All these measures, of which there are many more, the ingenuity of the operators is really inexhaustible, are ultimately completely ineffective because the dynamics of interest and returns are so enormous that even a single cent becomes unaffordable over time.

Table Josefcent   Aristateles said

This is the inner defect of capitalism that we must finally acknowledge. The main reason why my statistics have always been correct over the years is that I always fully included this defect and its effects in my calculations and did not indulge in various fantasies like others.

You can only exploit this imbalance as long as it runs and hold it at life it as much as possible. Raising and lowering the key interest rate is not a solution either, it only means that poorer people who want to save a small safety cushion can no longer do so. These, as well as pensioners, for example, are being pushed into the stock exchanges and thus contribute to uninhibited economic production. Ultra-loose monetary policy is only fueling more debt and central bank bond purchases are fueling inflation. The whole system was hit so hard again in 2019 that there was no year-end rally. The smallest disruption in such a phase immediately leads to galloping inflation. First in Turkey, then in almost all southern European countries and finally also in Germany and the USA. The war in the Ukraine is of course contributing to the rapid loss of purchasing power in Europe, especially since everyone is now trying to raise their prices quickly in order to be able to cash in properly in advance. This new, relatively large war is ultimately just also a consequence of capitalism and will contribute significantly to the surface warming of the earth. The signs of war was starting between the USA and China when Donald Trump was President, because an economi war are the first signs. Although the eastward enlargement of NATO could hardly be avoided, because the Eastern European countries were dying to escape the social dictatorship of the Soviet Union and to be integrated into the wonderful consumption of the West, it was fundamentally wrong, but makes it clear once again that with capitalism war is also inevitable, because the arms dealers always want a piece of the pie and usually not a small one. It is wrong to name the war as the culprit for the economic problems, because there is currently no war in the USA, but a blatant economic and social imbalance, even before the corona virus.

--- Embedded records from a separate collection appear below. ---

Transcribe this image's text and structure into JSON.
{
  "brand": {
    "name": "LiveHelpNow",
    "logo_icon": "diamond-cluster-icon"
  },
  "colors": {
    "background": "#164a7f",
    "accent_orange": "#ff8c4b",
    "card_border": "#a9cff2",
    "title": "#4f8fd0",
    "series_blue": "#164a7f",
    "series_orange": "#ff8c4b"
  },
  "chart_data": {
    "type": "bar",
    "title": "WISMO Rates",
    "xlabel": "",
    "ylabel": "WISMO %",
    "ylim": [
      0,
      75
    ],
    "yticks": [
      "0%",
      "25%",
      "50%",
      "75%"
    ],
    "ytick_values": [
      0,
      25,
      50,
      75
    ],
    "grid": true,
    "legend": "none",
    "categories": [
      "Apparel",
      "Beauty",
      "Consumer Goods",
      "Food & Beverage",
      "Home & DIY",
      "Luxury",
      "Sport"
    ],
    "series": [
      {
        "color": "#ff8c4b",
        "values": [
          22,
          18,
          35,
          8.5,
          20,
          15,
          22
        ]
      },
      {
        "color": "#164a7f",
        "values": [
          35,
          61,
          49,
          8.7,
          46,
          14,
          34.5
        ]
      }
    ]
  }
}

Ultimately, with all our supposed successes, we have born up a very bad thing that will eventually hit us like the dragon's tail at the end. Here the full force of our violent and anti-social mismanagement is revealed.

044v2 Aristoteles   000v2 Dia Economy + Temp

We're obviously making mistake after mistake trying to run a system that can't possibly work. The biggest mistake, however, was probably trying to compensate for economic growth through overproduction and mass consumption via advertising. The end result is surface warming that will threaten all of our survival on the planet. The graph above is intended to illustrate how the increased economic growth affects the surface warming of the earth. I developed this graph from the social, environmental and economic reports of the countries and the new environmental report of the IPCC from 2021 as well as the calculations and forecasts about the economic growth of various banks. When the two characteristic curves were put together, there was a frightening correlation that leaves no hope for improvement. This calculation suggests that surface warming will take on a momentum of its own by 2050 that can no longer be stopped. Well, ultimately this is also to be seen in the context of certain commandments. How was that again? Overindulge is a mortal sin? We could argue about matters of faith here, but we can't help but admit that this rule was created for good reason. And that now that we clearly see cause and effect, it's pretty anti-social to just keep going and postpone the right measures until later when our children have to deal with what we, in almost 200 years, have done.